Any $type not listed above is preserved verbatim:

ts
interface UnknownFeature {
  $type: string
  [key: string]: unknown
}

This forward-compatibility guarantee means RelationalText never drops data for $type values it has not seen before. Round-tripping an unknown feature through parse_document preserves all fields exactly.

Compound Keys

Features have a $type (namespace) and optionally a name field. When rendering, the HIR combines these into a single compound key string "$type#name" used as the kind on HIR mark nodes and in lens rule matching. See the HIR page for details.

Feature Namespaces Explained

RelationalText uses three distinct namespace categories. It is important to understand which one applies in a given context.
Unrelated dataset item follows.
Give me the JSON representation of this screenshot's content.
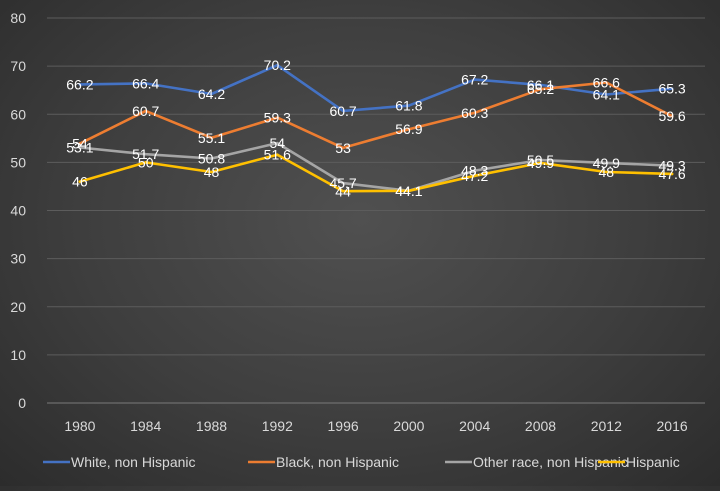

Three namespace categories

The summary below is a quick orientation to the three categories.

org.relationaltext.facet — programmatic API and hub namespace. Used when you call Document.addMark() or Document.addBlock(). These are the types stored on the wire when constructing documents from code, and this is also the "hub" that all 33 format lenses target.

  • org.relationaltext.facet with name: "bold" → kind "org.relationaltext.facet#bold"
  • org.relationaltext.facet with name: "paragraph" → kind "org.relationaltext.facet#paragraph"

When you call autoTransform(doc, 'org.relationaltext.facet'), all known format namespaces are converted into this one.

Format-specific namespaces — one per format. When you call from('markdown', input), features are stored under org.commonmark.facet. When you call from('html', input), they go under org.w3c.html.facet. These preserve the original format's identity and allow loss-free round-tripping.

Format-Specific Feature Namespaces

When you parse a format like Markdown or HTML, features are stored under that format's own namespace rather than org.relationaltext.facet. For example:

FormatNamespaceExample type
CommonMarkorg.commonmark.facetorg.commonmark.facet#strong
GFMorg.gfm.facetorg.gfm.facet#strikethrough
HTMLorg.w3c.html.facetorg.w3c.html.facet#a
Blueskyapp.bsky.richtext.facetapp.bsky.richtext.facet#mention
Mastodonorg.joinmastodon.facetorg.joinmastodon.facet#p

Lenses transform features between namespaces. See Lenses for how this works.

Why facets group features by range

The wire format groups features that share a byte range into a single facet rather than storing each feature as its own top-level entry. Two reasons drive this:

Rendering needs co-location. When a link and a bold mark cover exactly the same range, the HTML renderer must decide which wraps which (<a><strong> vs <strong><a>). That decision requires seeing both features at the same range simultaneously. The facet structure makes co-located features available without a grouping pass inside every renderer.

Verbosity. In dense rich text it is common for several marks to share a range (bold + italic + link, or a block marker with multiple style features). The grouped format stores the { byteStart, byteEnd } index once per range; a fully flat format would repeat it for every feature.

Document.features gives you the flat iteration ergonomics; the grouped structure stays in the wire format where it earns its keep.

Iterating Features

For most work — filtering by $type, collecting all annotations of a kind, passing features to a renderer — you want a flat list of features with their byte ranges, not nested facets[i].features[j] loops. Document.features provides this:

ts
// All links in the document
const links = doc.features.filter(f => f.$type === 'app.bsky.richtext.facet#link')

// All unique feature types in use
const types = new Set(doc.features.map(f => f.$type))

// Every feature covering a given byte position
const atPos = doc.features.filter(f => f.index.byteStart <= pos && pos < f.index.byteEnd)

Each entry is a FlatFeatureJSON — the feature's own fields plus its index:

ts
type FlatFeatureJSON = FeatureJSON & { readonly index: ByteSlice }

Canonical Sort Order

After any WASM normalization step (parse_document, insert_text, etc.), facets are sorted in canonical order:

  1. By byteStart ascending
  2. By byteEnd descending (wider facets first)
  3. Stable sort preserves insertion order for same-range facets

This deterministic ordering ensures that two equivalent documents produce identical JSON regardless of insertion order.